Matthew emerges, wrapped in a towel. His physique is good for a man of nearly fifty: toned and fit. Again I feel a wave of…
 
‘What are these, Jeanie?’ He’s holding something in his hand that I can’t make out.
 
‘What?’
 
‘These pills?’ He extends the packet. ‘Xanax?’
 
‘Xanax? They’re not mine,’ I say quickly, seeing his face. ‘Where did you find them?’
 
‘They must be yours. They were in our bathroom cabinet, and they are most definitely not mine.’
 
I get out of bed and pluck them out his hand, turning the packet over.
 
‘See, they don’t even have my name on.’ I study the label. Then I lay my hand on his bare chest. ‘Why don’t you come back to bed for a bit? I wanted to talk to you…’
 
‘I can’t. It’s already late.’ He frowns again, pulling away to get dressed. ‘I need to check my emails.’
 
‘Just for five minutes?’ I plead. It’ll only take five.
 
‘I’m waiting to hear from Tokyo.’ He has that bullish look that I’m starting to recognise as stress. ‘It’s important.’
 
‘Sorry,’ I say, as he pulls on his jeans. ‘Sorry, I didn’t mean to annoy you.’
 
His face is inscrutable.
 
‘I’ll be down soon.’ I try to smile, but I feel oddly like crying. When he leaves the room, I sit on the edge of the bed, pills in hand. I look out at the bare apple tree. There was a pair of blackbirds, but they’ve gone. All the birds have flown off, scared by something nearby. A cat? A fox.
 
The foxes are always prowling here.
 
I stare out. I can’t shake my feeling of unease.
 
 
 
* * *
 
 
 
Downstairs Matthew’s on the computer.
 
I make some toast and then, nervously, I suggest a walk when he’s finished, to the nice café near the woods. I’d rather be out in the open when I tell him.
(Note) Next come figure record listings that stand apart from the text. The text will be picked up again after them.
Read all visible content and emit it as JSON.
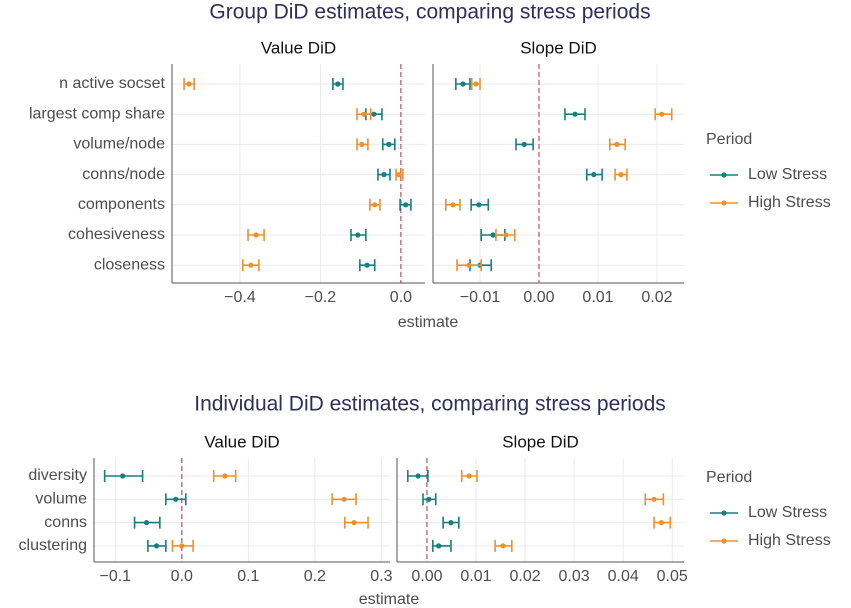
{
  "chart_data": [
    {
      "type": "errorbar",
      "title": "Group DiD estimates, comparing stress periods",
      "x_label": "estimate",
      "legend_title": "Period",
      "categories": [
        "n active socset",
        "largest comp share",
        "volume/node",
        "conns/node",
        "components",
        "cohesiveness",
        "closeness"
      ],
      "panels": [
        {
          "title": "Value DiD",
          "xlim": [
            -0.569,
            0.06
          ],
          "reference_x": 0,
          "xticks": [
            {
              "value": -0.4,
              "label": "−0.4"
            },
            {
              "value": -0.2,
              "label": "−0.2"
            },
            {
              "value": 0,
              "label": "0.0"
            }
          ],
          "series": [
            {
              "name": "Low Stress",
              "color": "#167f80",
              "values": [
                -0.157,
                -0.067,
                -0.03,
                -0.042,
                0.012,
                -0.107,
                -0.084
              ],
              "lower": [
                -0.169,
                -0.087,
                -0.045,
                -0.057,
                -0.002,
                -0.124,
                -0.102
              ],
              "upper": [
                -0.144,
                -0.047,
                -0.015,
                -0.027,
                0.025,
                -0.087,
                -0.065
              ]
            },
            {
              "name": "High Stress",
              "color": "#f0902c",
              "values": [
                -0.527,
                -0.092,
                -0.097,
                -0.005,
                -0.065,
                -0.36,
                -0.373
              ],
              "lower": [
                -0.539,
                -0.109,
                -0.109,
                -0.012,
                -0.077,
                -0.38,
                -0.393
              ],
              "upper": [
                -0.514,
                -0.075,
                -0.082,
                0.005,
                -0.052,
                -0.34,
                -0.353
              ]
            }
          ]
        },
        {
          "title": "Slope DiD",
          "xlim": [
            -0.01797,
            0.02458
          ],
          "reference_x": 0,
          "xticks": [
            {
              "value": -0.01,
              "label": "−0.01"
            },
            {
              "value": 0,
              "label": "0.00"
            },
            {
              "value": 0.01,
              "label": "0.01"
            },
            {
              "value": 0.02,
              "label": "0.02"
            }
          ],
          "series": [
            {
              "name": "Low Stress",
              "color": "#167f80",
              "values": [
                -0.0129,
                0.0061,
                -0.0025,
                0.0093,
                -0.0102,
                -0.0078,
                -0.01
              ],
              "lower": [
                -0.0141,
                0.0044,
                -0.0039,
                0.0081,
                -0.0115,
                -0.0098,
                -0.0117
              ],
              "upper": [
                -0.0117,
                0.0078,
                -0.001,
                0.0107,
                -0.0086,
                -0.0058,
                -0.0081
              ]
            },
            {
              "name": "High Stress",
              "color": "#f0902c",
              "values": [
                -0.0107,
                0.0208,
                0.0132,
                0.0139,
                -0.0146,
                -0.0056,
                -0.0119
              ],
              "lower": [
                -0.0114,
                0.0197,
                0.012,
                0.0129,
                -0.0158,
                -0.0073,
                -0.0139
              ],
              "upper": [
                -0.01,
                0.0225,
                0.0146,
                0.0149,
                -0.0134,
                -0.0041,
                -0.0098
              ]
            }
          ]
        }
      ]
    },
    {
      "type": "errorbar",
      "title": "Individual DiD estimates, comparing stress periods",
      "x_label": "estimate",
      "legend_title": "Period",
      "categories": [
        "diversity",
        "volume",
        "conns",
        "clustering"
      ],
      "panels": [
        {
          "title": "Value DiD",
          "xlim": [
            -0.132,
            0.313
          ],
          "reference_x": 0,
          "xticks": [
            {
              "value": -0.1,
              "label": "−0.1"
            },
            {
              "value": 0,
              "label": "0.0"
            },
            0.1,
            0.2,
            0.3
          ],
          "series": [
            {
              "name": "Low Stress",
              "color": "#167f80",
              "values": [
                -0.089,
                -0.009,
                -0.053,
                -0.038
              ],
              "lower": [
                -0.116,
                -0.024,
                -0.071,
                -0.051
              ],
              "upper": [
                -0.059,
                0.006,
                -0.033,
                -0.024
              ]
            },
            {
              "name": "High Stress",
              "color": "#f0902c",
              "values": [
                0.065,
                0.244,
                0.259,
                0.0
              ],
              "lower": [
                0.048,
                0.226,
                0.245,
                -0.014
              ],
              "upper": [
                0.081,
                0.262,
                0.28,
                0.017
              ]
            }
          ]
        },
        {
          "title": "Slope DiD",
          "xlim": [
            -0.0061,
            0.0524
          ],
          "reference_x": 0,
          "xticks": [
            {
              "value": 0,
              "label": "0.00"
            },
            0.01,
            0.02,
            0.03,
            0.04,
            0.05
          ],
          "series": [
            {
              "name": "Low Stress",
              "color": "#167f80",
              "values": [
                -0.0018,
                0.0004,
                0.0049,
                0.0024
              ],
              "lower": [
                -0.0039,
                -0.0008,
                0.0033,
                0.0012
              ],
              "upper": [
                0.0002,
                0.0018,
                0.0065,
                0.0049
              ]
            },
            {
              "name": "High Stress",
              "color": "#f0902c",
              "values": [
                0.0086,
                0.0463,
                0.0478,
                0.0155
              ],
              "lower": [
                0.0071,
                0.0445,
                0.0463,
                0.0139
              ],
              "upper": [
                0.0102,
                0.0482,
                0.0496,
                0.0173
              ]
            }
          ]
        }
      ]
    }
  ]
}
Neutral territory: isn’t that what they always advise for difficult conversations?
 
I’m most worried about how angry he’ll be that I didn’t tell him before; that he’ll feel I tried to trick him somehow.
 
If I’m honest, his anger would be justified.
 
I did try to tell him; I really did. I wrote him an email, a very long, painful one that took me about three days to compose.
 
He’d just told me he loved me for the first time. We had been seeing each other for a few months, and I was starting to feel so strongly about him that I thought, I can’t let this go any further without him knowing the truth – because if he can’t deal with it, I need to get out before I fall any deeper.
 
The other thing was that, back then, I kept expecting him to recognise me. Even though I’d been totally exonerated, I’d graced the front covers of most national newspapers for a good week or so.
 
But he never did.
 
My saving grace was that Matthew isn’t a tabloid reader. His news intake is limited to the FTSE 100, which goes against all my left-wing principles (but I’d be lying if I said it didn’t make life quite comfortable).
 
Anyway I wrote Matthew the email over those three days – and then I took a deep breath and, with a shaky hand, pressed send.
 
He was on business in Munich at the time. The next thirty-six hours were hell, waiting to hear – or not hear. Thinking that was it. I’d finally met a man who seemed good, who I could trust – and it was already all over.
 
When he eventually called from Munich airport, I was so pleased to hear from him, I nearly sobbed with relief.
 
It wasn’t until the following weekend, holed up in a nice little hotel in the Chilterns, all chintzy wallpaper and champagne, that I realised, with horror, that Matthew had never read the email.
 
‘So,’ I’d asked shyly, head on his chest. ‘You’re – all right about it then?’
 
‘What?’ He stroked my hair. ‘All right with you in my life? Yeah, definitely, hon.’